Buddha famously said “the end of meeting is parting … the end of collection is dispersion.” Experience here shows that the opposite is also true.

These festivals are a Kadampa family gathering. After having attended many of them, I have become acquainted with spiritual cousins from New Zealand, Germany, Switzerland, France and half a dozen other places that I see and interact with here and nowhere else. They span all ages, walks of life, appearance and background. In addition to the familiar ones who have attended for years, each festival brings an influx of new characters, mixing in like in-laws.

People have various feelings toward family gatherings. In my family, the events are usually happy.
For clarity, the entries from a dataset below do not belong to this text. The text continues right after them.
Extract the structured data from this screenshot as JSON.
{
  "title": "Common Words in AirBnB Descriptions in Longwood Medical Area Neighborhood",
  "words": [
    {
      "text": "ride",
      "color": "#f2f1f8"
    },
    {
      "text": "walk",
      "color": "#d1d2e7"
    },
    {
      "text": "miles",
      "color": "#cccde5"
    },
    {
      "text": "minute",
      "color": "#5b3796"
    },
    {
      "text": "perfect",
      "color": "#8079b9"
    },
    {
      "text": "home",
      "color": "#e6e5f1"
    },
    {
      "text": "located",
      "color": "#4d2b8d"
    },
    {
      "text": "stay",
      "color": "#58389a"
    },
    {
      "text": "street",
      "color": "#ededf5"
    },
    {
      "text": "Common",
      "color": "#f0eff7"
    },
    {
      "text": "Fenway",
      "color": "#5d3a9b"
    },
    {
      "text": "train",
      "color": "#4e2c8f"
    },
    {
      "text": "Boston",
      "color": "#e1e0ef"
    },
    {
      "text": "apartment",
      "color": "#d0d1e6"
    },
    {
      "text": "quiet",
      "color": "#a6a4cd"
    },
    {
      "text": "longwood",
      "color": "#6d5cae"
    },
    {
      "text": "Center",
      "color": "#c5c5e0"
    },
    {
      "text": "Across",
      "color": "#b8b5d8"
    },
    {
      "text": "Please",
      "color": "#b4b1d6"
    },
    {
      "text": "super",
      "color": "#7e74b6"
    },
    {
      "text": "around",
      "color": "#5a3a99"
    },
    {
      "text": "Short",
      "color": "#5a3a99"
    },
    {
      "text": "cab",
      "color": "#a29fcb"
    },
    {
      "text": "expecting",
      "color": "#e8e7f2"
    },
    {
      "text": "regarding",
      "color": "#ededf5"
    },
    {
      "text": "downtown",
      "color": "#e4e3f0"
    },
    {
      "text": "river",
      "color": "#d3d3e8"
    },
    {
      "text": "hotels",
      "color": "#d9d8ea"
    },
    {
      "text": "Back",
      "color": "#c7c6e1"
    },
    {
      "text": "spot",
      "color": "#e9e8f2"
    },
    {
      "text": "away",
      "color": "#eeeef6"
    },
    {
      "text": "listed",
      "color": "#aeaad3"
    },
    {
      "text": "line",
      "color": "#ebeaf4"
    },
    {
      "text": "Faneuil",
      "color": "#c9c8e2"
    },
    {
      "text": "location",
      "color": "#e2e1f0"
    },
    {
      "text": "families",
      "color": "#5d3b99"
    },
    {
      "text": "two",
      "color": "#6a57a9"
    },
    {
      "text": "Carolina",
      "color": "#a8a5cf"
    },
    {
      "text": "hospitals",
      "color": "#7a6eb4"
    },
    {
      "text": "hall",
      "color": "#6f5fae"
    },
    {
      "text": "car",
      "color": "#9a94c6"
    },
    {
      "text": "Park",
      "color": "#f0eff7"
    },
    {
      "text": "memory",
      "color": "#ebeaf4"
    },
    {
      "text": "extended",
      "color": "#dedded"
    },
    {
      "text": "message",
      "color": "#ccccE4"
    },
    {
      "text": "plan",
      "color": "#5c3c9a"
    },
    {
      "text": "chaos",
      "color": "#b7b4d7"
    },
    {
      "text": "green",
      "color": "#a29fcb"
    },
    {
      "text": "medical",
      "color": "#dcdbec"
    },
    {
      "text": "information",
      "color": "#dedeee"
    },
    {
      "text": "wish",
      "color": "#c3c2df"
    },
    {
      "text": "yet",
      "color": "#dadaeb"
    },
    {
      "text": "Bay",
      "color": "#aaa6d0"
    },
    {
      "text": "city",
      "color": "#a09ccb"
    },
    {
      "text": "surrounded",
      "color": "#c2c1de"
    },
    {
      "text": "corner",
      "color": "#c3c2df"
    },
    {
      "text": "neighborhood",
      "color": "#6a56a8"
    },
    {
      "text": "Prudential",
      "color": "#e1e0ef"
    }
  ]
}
I enjoy them maybe in part because they are brief, and in some larger measure because I actually like my family. However, the gatherings are a collection of opposites: young meet old, conservatives come eye-to-eye with liberals, and divorcees re-connect around children. If tension arises, it can be no surprise. When these meetings are successful, it is because love is the glue that holds us together.

Here at the Summer Festival, it is much the same, only on a larger scale. Challenges come from different sources: We wait in line for toilets and showers. Sometimes the food is late, and we wait for lunch or dinner. Outside of meditation sessions, privacy and quiet are scarce. The weather adds its own special trials, be it from excessive heat, cold, rain or mud (this year the record heat wave has everyone talking about global warming.)

Don’t get me started about seating in the temple!

But those tightly packed kidney piercers all face the same direction. When sitting in the temple, we are inevitably inundated with love and blessings that fill us to overflowing. Outside the teachings, I am often amazed as people rise to challenges with kindness and patience, sometimes toward strangers. Occasionally there is friction, to be sure. But on the whole, there is love, and this family works.

In a larger sense, these festivals provide us with a vignette of the life and society that Buddhas would have us build. If love can create a family out of a collection of several thousand world traveling Kadampas, what stops it from creating a global family encompassing everyone without exception?